A presidente da Câmara de Cuiabá, Paula Calil (PL), afirmou nessa terça-feira (2/9) que uma eventual investigação por quebra de decoro parlamentar contra os vereadores Sargento Joelson (PSB) e Chico 2000 (PL) só poderá avançar quando o Legislativo tiver acesso ao inquérito policial que originou a Operação Perfídia. A ação apura suposta cobrança de propina para aprovação de projetos de lei que beneficiariam a empresa HB20 Construções durante a gestão passada.

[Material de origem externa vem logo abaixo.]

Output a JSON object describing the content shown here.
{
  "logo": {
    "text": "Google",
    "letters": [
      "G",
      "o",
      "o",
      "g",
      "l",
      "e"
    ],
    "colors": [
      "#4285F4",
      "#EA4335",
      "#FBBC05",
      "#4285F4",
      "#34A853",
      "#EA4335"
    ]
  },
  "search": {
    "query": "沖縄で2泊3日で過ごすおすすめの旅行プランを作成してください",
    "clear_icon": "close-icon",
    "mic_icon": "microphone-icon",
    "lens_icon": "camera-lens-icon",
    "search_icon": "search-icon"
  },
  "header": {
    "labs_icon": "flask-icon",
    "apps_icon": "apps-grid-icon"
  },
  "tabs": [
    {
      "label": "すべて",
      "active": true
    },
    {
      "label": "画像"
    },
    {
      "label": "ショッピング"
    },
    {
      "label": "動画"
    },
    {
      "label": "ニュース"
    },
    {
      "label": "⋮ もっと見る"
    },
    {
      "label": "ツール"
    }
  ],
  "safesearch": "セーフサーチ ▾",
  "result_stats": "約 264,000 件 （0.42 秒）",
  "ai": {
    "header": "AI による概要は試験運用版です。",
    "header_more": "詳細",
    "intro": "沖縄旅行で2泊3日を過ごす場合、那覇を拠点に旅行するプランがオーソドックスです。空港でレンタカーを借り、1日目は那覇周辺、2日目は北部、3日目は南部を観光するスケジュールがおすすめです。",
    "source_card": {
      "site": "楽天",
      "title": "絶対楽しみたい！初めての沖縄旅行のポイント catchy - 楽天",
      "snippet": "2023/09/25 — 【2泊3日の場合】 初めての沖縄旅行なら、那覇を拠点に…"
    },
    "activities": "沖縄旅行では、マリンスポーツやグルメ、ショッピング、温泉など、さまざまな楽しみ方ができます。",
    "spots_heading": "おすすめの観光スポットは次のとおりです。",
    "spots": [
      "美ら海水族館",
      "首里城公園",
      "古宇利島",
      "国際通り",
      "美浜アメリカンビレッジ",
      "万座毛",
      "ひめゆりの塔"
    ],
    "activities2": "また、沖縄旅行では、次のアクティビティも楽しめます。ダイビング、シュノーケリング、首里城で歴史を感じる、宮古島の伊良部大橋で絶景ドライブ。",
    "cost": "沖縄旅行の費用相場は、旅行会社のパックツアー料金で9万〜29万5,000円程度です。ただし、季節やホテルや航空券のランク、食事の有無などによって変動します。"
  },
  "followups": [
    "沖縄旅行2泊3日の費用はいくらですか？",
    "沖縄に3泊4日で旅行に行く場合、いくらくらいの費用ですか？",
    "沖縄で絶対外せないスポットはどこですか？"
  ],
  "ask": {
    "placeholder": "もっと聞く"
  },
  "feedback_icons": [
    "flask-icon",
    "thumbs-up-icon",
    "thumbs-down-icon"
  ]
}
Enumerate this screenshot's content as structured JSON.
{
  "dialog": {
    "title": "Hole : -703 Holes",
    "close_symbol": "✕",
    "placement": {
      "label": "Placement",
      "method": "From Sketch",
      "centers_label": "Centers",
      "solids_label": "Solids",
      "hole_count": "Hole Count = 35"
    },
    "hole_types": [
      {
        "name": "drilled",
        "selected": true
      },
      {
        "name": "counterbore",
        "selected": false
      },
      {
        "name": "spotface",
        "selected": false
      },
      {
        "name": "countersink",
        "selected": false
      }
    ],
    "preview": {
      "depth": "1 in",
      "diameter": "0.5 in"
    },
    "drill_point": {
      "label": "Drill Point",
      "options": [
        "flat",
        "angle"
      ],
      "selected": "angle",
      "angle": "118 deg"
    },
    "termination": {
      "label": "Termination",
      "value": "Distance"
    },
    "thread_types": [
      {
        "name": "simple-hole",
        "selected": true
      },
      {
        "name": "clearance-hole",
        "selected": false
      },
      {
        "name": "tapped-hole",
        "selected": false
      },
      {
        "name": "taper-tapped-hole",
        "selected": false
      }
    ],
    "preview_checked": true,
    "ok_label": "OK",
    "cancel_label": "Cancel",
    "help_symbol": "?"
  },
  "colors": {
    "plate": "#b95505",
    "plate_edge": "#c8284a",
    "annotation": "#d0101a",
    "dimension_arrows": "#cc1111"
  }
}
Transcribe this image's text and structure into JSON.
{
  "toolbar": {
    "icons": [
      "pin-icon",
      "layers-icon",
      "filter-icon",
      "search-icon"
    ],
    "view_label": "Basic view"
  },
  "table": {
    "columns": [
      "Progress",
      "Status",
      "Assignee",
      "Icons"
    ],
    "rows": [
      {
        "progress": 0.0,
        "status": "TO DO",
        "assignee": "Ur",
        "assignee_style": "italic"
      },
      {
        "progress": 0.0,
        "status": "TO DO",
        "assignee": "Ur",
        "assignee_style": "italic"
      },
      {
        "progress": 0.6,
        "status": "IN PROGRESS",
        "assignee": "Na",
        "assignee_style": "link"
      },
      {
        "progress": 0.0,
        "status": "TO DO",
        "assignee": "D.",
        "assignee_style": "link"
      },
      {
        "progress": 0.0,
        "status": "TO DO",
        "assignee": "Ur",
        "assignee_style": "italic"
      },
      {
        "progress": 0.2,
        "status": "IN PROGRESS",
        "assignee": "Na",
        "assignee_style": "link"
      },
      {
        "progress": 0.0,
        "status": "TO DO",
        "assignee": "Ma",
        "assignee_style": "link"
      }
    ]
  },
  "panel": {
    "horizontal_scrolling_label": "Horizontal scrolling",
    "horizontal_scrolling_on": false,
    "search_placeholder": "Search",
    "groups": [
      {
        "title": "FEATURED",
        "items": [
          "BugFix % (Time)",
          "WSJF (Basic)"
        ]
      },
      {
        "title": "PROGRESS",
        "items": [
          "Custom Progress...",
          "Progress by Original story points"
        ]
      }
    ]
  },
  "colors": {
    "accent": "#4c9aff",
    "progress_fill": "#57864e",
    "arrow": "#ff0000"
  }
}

A declaração ocorre após decisão judicial que suspendeu o afastamento dos dois parlamentares sugerir a possibilidade de instauração de uma Comissão Parlamentar de Inquérito (CPI) na Câmara. Paula disse, no entanto, que o acesso aos autos é fundamental para que se conheça o objeto das apurações.
“Já solicitamos o inquérito, mas nos foi negado. É necessário que tenhamos acesso aos autos para compreender os fundamentos da investigação e saber exatamente o que está sendo apurado. Até agora, não temos o resultado desse inquérito”, explicou.
Na decisão, o desembargador Juvenal Pereira da Silva destacou que a Câmara poderia abrir investigação interna sem prejuízo do processo penal, que segue sob responsabilidade do Ministério Público de Mato Grosso (MPMT). O órgão deve decidir se pede novas diligências ou se oferece denúncia contra os parlamentares.
Segundo as investigações, Sargento Joelson teria negociado, com o aval de Chico 2000 — então presidente da Câmara —, o pagamento de R\$ 250 mil em propina para aprovar projeto do Executivo que permitia a renegociação de dívidas da prefeitura a fim de obter certidões negativas.
Paula Calil acrescentou que a Câmara ainda não foi notificada oficialmente da decisão que determinou o retorno dos dois vereadores ao exercício do mandato.